Growth is often the goal for businesses, but bigger is not always better. Increasingly, companies and their customers are realizing the benefits of being smaller, more nimble, and specialized.
In recent years – and especially since the pandemic created an e-commerce boom – innovative startups have gone head-to-head with incumbents in nearly every industry, in some cases disrupting the category entirely. As the “little guys” lean into their strengths, the larger ones shed layers. Alan Murray, president & CEO of Fortune, describes de-conglomeration as “a trend of our times,” citing GE’s decision to break up into three companies focused on healthcare, power, and aviation as a proof point.
The same technology and financial factors driving decisions like GE’s are at play in the legacy communication and public affairs industry, too. Combined with clients’ evolving expectations, we’re entering an era of rapid disruption in a field that has been stubbornly resistant to change.
In the tech space, the eight largest PR firms experienced a five percent drop in market share between 2019 and 2021. Meanwhile, new specialized comms shops continue to emerge. The number of these challenger firms in the U.S. has increased by an average of 5.3 percent per year from 2017 to 2022.
The data suggest a growing realization that smaller firms are often better able to deliver on the evolving needs and expectations of the modern marketplace.
Moving forward in the fields of communications and corporate strategy, we will see a greater emphasis on precision-matching business needs with a “special ops” team of experts. Often, this will lead companies to opt for multiple specialized partners rather than one large partner.

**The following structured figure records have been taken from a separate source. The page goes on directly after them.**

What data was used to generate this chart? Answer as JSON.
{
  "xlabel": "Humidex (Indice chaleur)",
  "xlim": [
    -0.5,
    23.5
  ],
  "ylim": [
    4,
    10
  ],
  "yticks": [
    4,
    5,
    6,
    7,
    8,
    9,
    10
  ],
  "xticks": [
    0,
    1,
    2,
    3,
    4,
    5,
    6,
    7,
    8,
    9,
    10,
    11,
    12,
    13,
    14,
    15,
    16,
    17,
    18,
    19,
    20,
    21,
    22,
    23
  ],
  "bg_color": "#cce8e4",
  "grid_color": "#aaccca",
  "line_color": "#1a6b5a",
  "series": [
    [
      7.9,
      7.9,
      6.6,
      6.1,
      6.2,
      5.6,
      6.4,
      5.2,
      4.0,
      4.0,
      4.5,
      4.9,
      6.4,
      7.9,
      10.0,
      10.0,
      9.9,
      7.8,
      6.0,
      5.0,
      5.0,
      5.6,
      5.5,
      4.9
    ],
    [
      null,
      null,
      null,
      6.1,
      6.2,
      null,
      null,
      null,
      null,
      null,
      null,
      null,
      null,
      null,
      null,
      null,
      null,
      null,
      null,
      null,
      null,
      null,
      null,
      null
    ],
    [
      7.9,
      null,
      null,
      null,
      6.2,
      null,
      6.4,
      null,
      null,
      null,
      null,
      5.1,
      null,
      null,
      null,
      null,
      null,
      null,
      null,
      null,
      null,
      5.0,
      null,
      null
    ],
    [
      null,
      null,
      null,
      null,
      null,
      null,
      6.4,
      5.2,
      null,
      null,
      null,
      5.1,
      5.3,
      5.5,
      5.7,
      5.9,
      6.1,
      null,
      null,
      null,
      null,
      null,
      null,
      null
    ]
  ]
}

Generative AI is accelerating this trend by making it faster and easier to produce products of work – commodities – such as marketing creative. Large creative services, communications, and PR firms are accustomed to accruing significant billable hours for this type of work. However, businesses are becoming less willing to spend big sums on deliverables that could be quickly created with tools like Canva, ChatGPT, and DALL-E. These tools aren’t replacements for creative service partners. But they are raising questions about the value of some of these firms.
This creates the likelihood of increased value placed on strategic partnerships with skilled advisors who can drive tangible results, with decision-making that can’t be outsourced to a machine.

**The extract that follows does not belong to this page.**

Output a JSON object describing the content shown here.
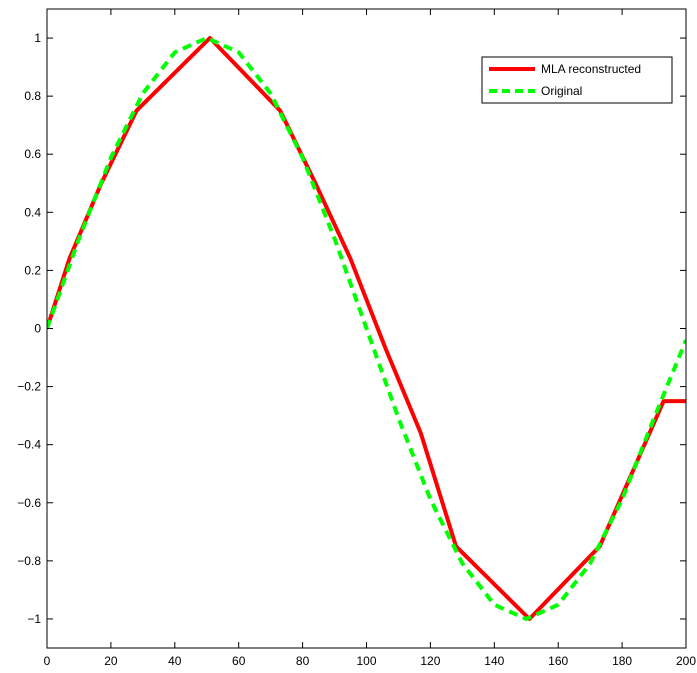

Executives want to work with people who have decades of experience in the trenches – people they can learn from. Companies are tired of getting their work pushed down to the most junior team member. No matter how bright that junior person may be, it is hard to compete with the wisdom of experience. Experience leads to better decision-making. Because decision-making is a matter of pattern recognition.
No comprehensive business playbook exists – there is no objective right answer to every choice or question. Instead, business leaders must learn to recognize the decisions most likely to yield the desired results, drawing from past experiences and the information available to us. When someone lacks decades of experience, they benefit greatly from partnering with consultants and strategists who do.

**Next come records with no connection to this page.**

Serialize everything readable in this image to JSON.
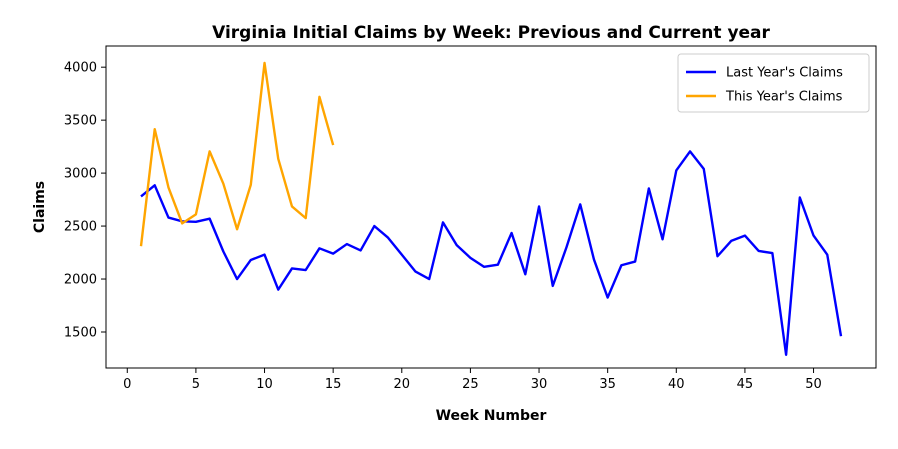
{
  "chart_data": {
    "type": "line",
    "title": "Virginia Initial Claims by Week: Previous and Current year",
    "xlabel": "Week Number",
    "ylabel": "Claims",
    "xlim": [
      -1.55,
      54.55
    ],
    "ylim": [
      1160,
      4200
    ],
    "xticks": [
      0,
      5,
      10,
      15,
      20,
      25,
      30,
      35,
      40,
      45,
      50
    ],
    "yticks": [
      1500,
      2000,
      2500,
      3000,
      3500,
      4000
    ],
    "grid": false,
    "legend_position": "top-right",
    "series": [
      {
        "name": "Last Year's Claims",
        "color": "#0000ff",
        "x": [
          1,
          2,
          3,
          4,
          5,
          6,
          7,
          8,
          9,
          10,
          11,
          12,
          13,
          14,
          15,
          16,
          17,
          18,
          19,
          20,
          21,
          22,
          23,
          24,
          25,
          26,
          27,
          28,
          29,
          30,
          31,
          32,
          33,
          34,
          35,
          36,
          37,
          38,
          39,
          40,
          41,
          42,
          43,
          44,
          45,
          46,
          47,
          48,
          49,
          50,
          51,
          52
        ],
        "values": [
          2780,
          2885,
          2580,
          2545,
          2540,
          2570,
          2260,
          2000,
          2180,
          2230,
          1900,
          2100,
          2085,
          2290,
          2240,
          2330,
          2270,
          2500,
          2390,
          2230,
          2070,
          2000,
          2535,
          2320,
          2200,
          2115,
          2135,
          2435,
          2045,
          2685,
          1935,
          2300,
          2705,
          2185,
          1825,
          2130,
          2165,
          2855,
          2375,
          3025,
          3205,
          3040,
          2215,
          2360,
          2410,
          2265,
          2245,
          1285,
          2770,
          2410,
          2230,
          1460
        ]
      },
      {
        "name": "This Year's Claims",
        "color": "#ffa500",
        "x": [
          1,
          2,
          3,
          4,
          5,
          6,
          7,
          8,
          9,
          10,
          11,
          12,
          13,
          14,
          15
        ],
        "values": [
          2310,
          3415,
          2865,
          2525,
          2610,
          3205,
          2900,
          2470,
          2890,
          4040,
          3135,
          2685,
          2575,
          3720,
          3265
        ]
      }
    ]
  }
}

As Malcolm Gladwell explains in his book, “Outliers,” getting good at any complex task – whether it’s playing chess, composing classical music, or creating a business strategy – takes practice, not just talent. The next-best-thing to logging your own 10,000 hours is to work side-by-side with someone who has.
Another differentiator between a small firm and a larger one is the depth of the client relationship. Conglomerates simply don’t have the capacity to work as closely with clients. Clients want partners who can go deep with them – understand the dynamics of the organization so that they can begin with strategic goals and work backwards to determine the right tactics for each scenario.
It goes back to time spent. Just as more hours spent practicing a craft correlates with the quality of the output, spending more time with a company’s leadership allows top firms to deliver differentiated results.